Synod on the Family: Pope Francis faces an impossible task in Rome

"Who am I to judge?" Pope Francis famously answered, early in his pontificate, when talking to journalists about gay people on a flight back from Brazil. But the truth is that in the next three weeks, like it or not, he must make some of the most difficult judgements of his 78 years.

The troubling anomalies of the pope's position have been thrown into relief by the affair of 43-year-old priest, Krysztof Charamsa. He was dismissed yesterday from the Congregation for the Doctrine of the Faith for his public coming out after he announced that he was in a gay relationship, denounced the "current atmosphere of exasperating homophobia" and said the Church's demand that gay believers live a life of "total abstinence from a life of love" is inhuman. 

Reuters

Father Charamsa had served on the CDF since 2003. This was the body that in 1986, under the leadership of the future pope, then Cardinal Joseph Ratzinger, issued a letter to bishops on the pastoral care of homsexual people.  This letter makes it clear that the Church sees orientation itself, not just homosexual acts, disordered.

Ratzinger's letter says: "Although the particular inclination of the homosexual person is not a sin, it is a more or less strong tendency ordered toward an intrinsic moral evil; and thus the inclination itself must be seen as an objective disorder."

Whether or not Pope Francis cares to judge, this is his Church's position. Father Charamsa and the thousands of priests and hundreds of thousands of laity like him worldwide are damned if they do, damned if they don't, in the eyes of their Church. 

But the problems facing the Catholic Church go far deeper than this issue.

Many find it simply staggering to hear celibate male clerics justify the rule on admission to communion following divorce and remarriage. The effect of this rule means that a multiple murderer who has been to confession, a tax evader and serial adulterer who receive absolution, can receive communion. However, a woman deserted by her husband for a younger model, who finds a new love willing to support her and her children and marries him, cannot.

Instead, having committed no crime, she has to sit like a pariah in her parish church while others - liars, thieves, paedophiles and worse - can receive communion. She can of course obtain an annulment, a process made easier now by the pope. But perhaps she feels insulted by this, feels that in her own and God's eyes her first marriage was real, and that her children deserve to feel themselves the product of a true marriage. 

It is surely unimaginable that Jesus would ever have given his blessing to this cruel and unjust rule. 

Then there is the issue of artifical contraception. This vital tool in the fight against HIV/AIDS is still banned by the Church because every act of love must be open to the possibility of life. This is an admirable ideal in many respects and the encyclical that expounded it is a beautiful read. But it is completely impractical, and has little or no bearing on modern lives, which is why many if not most Catholics now ignore it. It makes the Church look ridiculous at a time when the world needs it to be strong.

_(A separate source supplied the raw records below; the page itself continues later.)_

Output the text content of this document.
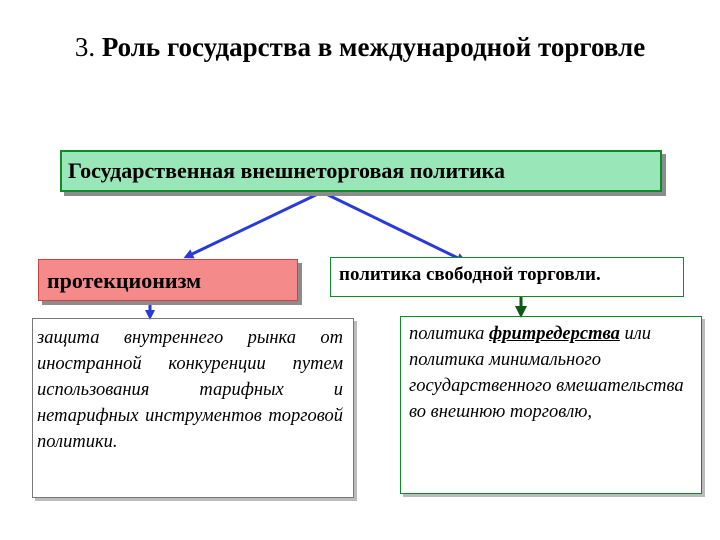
3. Роль государства в международной торговле
Государственная внешнеторговая политика
протекционизм	политика свободной торговли.
защита внутреннего рынка от иностранной конкуренции путем использования тарифных и нетарифных инструментов торговой политики.
политика фритредерства или политика минимального государственного вмешательства во внешнюю торговлю,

On top of all this, there is clerical celibacy. Charamsa would have been dismissed had he been heterosexual because he has broken his vow of chastity.  Most Catholic priests embrace a life of abstinence from sexual love. The difference for gay Catholics is that even those who are not called to celibacy are told by the Church they must be celibate. That is what Father Charamsa was driving at.

And then there is women's ordination. In the US, wherever the Pope went, there were processions of beautifully vested men. This looks anomalous in a western world where such discrimination is increasingly unacceptable, particularly in the eyes of the young.

In his opening homily to the Synod, Pope Francis emphasised heterosexual love: "This is God's dream for his beloved creation: to see it fulfilled in the loving union between a man and a woman, rejoicing in their shared journey, fruitful in their mutual gift of self," he said. He spoke of the "true meaning of the couple and of human sexuality" in God's plan.

Nice words, signifying little. The next three weeks will see a fierce battle between conservatives who will fight every new dot and comma, and liberals who want a new language, but lack the means to bring it about.

With some of the things he says and does, Pope Francis gives every impression of inward movement on some of these intractable issues.  He is conservative on both doctrine and the Church's social teaching. Ultimately he will kneel and pray by the rules of the institution he serves. Even were he to want change, it will prove impossible for him to effect it in any of these areas, certainly at this Synod on the Family and in the subsequent document. The only way would be to go a big step further and call a Third Vatican Council. It is not change that will be fought so much in the next three weeks, as the possibility of change in the future. Pope Francis finds himself in a fascinating situation. His only solution can be to let go, ask the questions, and let God take care of the answers,.